The board added, “The starting point is proposed to be 40 percent of unimpaired flow. This is not the same as a 40 percent reduction.”

All of this might not be enough, though, to bring local farmers on board with the plans and avert a legal battle.

“There will be a lawsuit,” Cecil said. “Without a doubt, there will be a lawsuit.”

She added that the California Farm Bureau, the 53-county group that the Butte bureau belongs to, has a team of attorneys. She also anticipates lawsuits against the state from irrigation districts and possibly the federal government, since the plans could impact the New Melones Dam reservoir and its functionality.

It would be only the latest skirmish between President Donald Trump and Gov. Jerry Brown, with the administration falling short in a lawsuit earlier this year against California over its sanctuary state policy.

Trump has weighed in on California water policy before, including on Aug. 6, when he tweeted that “California wildfires are being magnified & made so much worse” because water to fight the fires was “being diverted into the Pacific Ocean.”

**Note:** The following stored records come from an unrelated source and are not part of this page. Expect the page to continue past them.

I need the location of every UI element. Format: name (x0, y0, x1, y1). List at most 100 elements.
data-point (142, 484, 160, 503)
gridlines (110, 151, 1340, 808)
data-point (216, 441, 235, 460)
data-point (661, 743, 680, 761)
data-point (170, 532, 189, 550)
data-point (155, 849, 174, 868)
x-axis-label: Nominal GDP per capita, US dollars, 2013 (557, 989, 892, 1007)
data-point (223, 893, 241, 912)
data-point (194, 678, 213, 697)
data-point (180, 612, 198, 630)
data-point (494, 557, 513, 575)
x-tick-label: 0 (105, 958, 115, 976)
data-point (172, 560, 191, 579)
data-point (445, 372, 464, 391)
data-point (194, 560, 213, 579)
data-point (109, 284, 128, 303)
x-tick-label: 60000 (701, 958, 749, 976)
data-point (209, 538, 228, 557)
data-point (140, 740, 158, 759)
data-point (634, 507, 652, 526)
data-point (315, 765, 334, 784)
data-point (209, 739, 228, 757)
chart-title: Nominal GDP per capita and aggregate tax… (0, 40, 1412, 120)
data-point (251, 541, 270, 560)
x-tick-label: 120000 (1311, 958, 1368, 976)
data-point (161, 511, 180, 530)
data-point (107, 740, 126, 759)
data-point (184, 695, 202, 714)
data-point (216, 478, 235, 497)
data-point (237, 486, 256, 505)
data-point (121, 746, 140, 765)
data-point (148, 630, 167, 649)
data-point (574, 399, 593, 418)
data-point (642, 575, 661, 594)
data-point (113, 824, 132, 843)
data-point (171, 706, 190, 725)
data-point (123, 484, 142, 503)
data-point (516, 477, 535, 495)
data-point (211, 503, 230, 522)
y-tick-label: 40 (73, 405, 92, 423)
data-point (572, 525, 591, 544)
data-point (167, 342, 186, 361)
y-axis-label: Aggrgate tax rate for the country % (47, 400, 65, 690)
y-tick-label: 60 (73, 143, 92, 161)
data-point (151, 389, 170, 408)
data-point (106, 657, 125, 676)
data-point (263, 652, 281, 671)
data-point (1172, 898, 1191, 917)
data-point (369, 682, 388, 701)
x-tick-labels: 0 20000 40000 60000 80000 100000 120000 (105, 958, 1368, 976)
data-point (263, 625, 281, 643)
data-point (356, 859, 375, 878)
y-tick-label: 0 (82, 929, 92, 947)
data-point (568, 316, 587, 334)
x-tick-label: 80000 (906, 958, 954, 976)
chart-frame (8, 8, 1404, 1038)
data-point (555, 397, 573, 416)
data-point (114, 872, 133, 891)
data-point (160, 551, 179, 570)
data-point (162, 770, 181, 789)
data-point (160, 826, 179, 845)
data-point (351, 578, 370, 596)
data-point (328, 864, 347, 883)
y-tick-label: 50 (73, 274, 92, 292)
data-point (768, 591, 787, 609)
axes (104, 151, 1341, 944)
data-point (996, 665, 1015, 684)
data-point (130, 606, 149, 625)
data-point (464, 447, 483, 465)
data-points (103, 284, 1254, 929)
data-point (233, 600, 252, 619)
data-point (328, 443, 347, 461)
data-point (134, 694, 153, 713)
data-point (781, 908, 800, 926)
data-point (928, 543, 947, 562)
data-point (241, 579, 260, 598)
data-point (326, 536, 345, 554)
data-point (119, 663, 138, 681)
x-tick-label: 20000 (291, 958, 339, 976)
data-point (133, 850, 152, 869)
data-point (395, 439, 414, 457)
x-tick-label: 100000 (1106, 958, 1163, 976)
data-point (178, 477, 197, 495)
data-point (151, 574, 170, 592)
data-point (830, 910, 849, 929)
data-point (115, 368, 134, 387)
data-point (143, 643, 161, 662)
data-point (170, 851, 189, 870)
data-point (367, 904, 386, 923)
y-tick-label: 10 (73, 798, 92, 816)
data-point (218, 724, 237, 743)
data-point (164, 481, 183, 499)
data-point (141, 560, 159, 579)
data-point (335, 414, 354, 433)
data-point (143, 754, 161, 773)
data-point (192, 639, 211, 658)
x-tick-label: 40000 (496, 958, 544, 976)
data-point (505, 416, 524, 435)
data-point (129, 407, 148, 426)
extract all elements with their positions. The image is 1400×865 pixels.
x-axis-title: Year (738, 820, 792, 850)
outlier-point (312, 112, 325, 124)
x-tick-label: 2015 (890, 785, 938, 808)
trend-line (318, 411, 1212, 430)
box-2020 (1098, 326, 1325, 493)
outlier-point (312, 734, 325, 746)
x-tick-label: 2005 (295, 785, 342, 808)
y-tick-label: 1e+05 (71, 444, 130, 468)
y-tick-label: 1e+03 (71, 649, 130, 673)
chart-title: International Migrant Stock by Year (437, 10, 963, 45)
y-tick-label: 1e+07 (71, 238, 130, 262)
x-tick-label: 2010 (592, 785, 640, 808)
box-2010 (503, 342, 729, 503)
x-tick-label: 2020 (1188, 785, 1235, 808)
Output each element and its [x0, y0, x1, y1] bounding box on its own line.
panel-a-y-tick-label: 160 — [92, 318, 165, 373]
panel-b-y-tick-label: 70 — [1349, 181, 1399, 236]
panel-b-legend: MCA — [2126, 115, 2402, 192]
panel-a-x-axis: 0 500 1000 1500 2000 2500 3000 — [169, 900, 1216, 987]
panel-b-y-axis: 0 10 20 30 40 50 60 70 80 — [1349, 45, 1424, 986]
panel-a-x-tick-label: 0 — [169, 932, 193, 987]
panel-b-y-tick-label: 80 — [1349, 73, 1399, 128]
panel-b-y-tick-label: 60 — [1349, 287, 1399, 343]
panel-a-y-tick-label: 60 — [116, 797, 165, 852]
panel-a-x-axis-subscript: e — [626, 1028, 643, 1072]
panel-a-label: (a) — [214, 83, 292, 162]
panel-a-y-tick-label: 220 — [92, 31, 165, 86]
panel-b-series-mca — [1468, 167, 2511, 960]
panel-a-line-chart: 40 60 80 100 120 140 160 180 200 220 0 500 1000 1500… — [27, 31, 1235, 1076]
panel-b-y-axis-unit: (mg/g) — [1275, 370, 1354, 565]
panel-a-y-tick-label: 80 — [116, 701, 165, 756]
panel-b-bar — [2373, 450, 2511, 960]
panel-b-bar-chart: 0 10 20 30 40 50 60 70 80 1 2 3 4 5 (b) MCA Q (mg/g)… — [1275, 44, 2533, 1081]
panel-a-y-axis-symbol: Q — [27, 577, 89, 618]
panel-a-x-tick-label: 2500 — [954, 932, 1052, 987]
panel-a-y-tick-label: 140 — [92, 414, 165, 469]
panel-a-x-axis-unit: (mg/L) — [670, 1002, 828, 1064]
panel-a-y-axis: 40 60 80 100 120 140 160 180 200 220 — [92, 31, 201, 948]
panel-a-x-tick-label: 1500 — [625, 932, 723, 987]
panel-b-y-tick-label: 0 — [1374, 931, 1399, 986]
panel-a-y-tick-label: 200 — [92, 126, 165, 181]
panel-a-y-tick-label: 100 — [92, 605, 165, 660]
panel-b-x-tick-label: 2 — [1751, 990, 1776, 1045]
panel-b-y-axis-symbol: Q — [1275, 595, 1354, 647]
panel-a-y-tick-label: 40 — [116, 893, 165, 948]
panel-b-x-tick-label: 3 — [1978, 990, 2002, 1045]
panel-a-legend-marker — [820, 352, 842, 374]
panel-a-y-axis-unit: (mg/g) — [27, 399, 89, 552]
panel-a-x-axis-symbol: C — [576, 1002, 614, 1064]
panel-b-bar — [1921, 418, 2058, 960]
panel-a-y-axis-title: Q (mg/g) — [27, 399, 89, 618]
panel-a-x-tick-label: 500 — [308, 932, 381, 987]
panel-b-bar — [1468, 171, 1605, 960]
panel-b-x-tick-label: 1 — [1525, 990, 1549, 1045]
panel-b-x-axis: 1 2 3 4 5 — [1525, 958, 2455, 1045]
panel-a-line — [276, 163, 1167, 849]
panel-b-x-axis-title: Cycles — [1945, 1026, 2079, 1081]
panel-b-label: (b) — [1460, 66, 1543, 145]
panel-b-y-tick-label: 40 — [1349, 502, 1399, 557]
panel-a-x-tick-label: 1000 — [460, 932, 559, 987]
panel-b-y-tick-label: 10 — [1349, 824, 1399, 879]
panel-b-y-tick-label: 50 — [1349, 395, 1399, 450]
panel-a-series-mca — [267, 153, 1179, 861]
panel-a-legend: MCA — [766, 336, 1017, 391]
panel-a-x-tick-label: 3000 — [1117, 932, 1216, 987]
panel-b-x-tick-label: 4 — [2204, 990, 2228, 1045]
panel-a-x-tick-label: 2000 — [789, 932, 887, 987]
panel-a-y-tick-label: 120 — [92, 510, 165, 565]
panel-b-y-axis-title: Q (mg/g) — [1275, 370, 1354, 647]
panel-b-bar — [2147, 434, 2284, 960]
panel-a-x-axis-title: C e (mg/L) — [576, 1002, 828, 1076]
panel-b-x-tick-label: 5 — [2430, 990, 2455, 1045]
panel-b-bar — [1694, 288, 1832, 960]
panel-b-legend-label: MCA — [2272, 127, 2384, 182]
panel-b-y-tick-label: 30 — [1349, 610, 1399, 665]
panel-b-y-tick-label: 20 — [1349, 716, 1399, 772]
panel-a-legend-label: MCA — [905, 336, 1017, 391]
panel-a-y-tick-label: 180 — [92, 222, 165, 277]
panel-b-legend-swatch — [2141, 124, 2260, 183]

While The New York Times and others quickly refuted Trump’s claim, it has supporters, including LaMalfa—the Congressman said he asked Trump during a campaign stop in Redding in June 2016 why water was being run out to the ocean.

Asked if he’d heard rumblings of a federal lawsuit, LaMalfa said, “It’d be rumbly right now to say that. But yes.”

LaMalfa noted that he’d recently spent time in Shasta County with U.S. Secretary of the Interior Ryan Zinke due to the ongoing fire in his district. Zinke, the Congressman said, was aware of the support among three members of the water board for the Bay-Delta updates.

“He as well as those folks on Bureau of Reclamation are really upset that three out of five members of an appointed board could go so far to try to make that kind of decision,” LaMalfa said.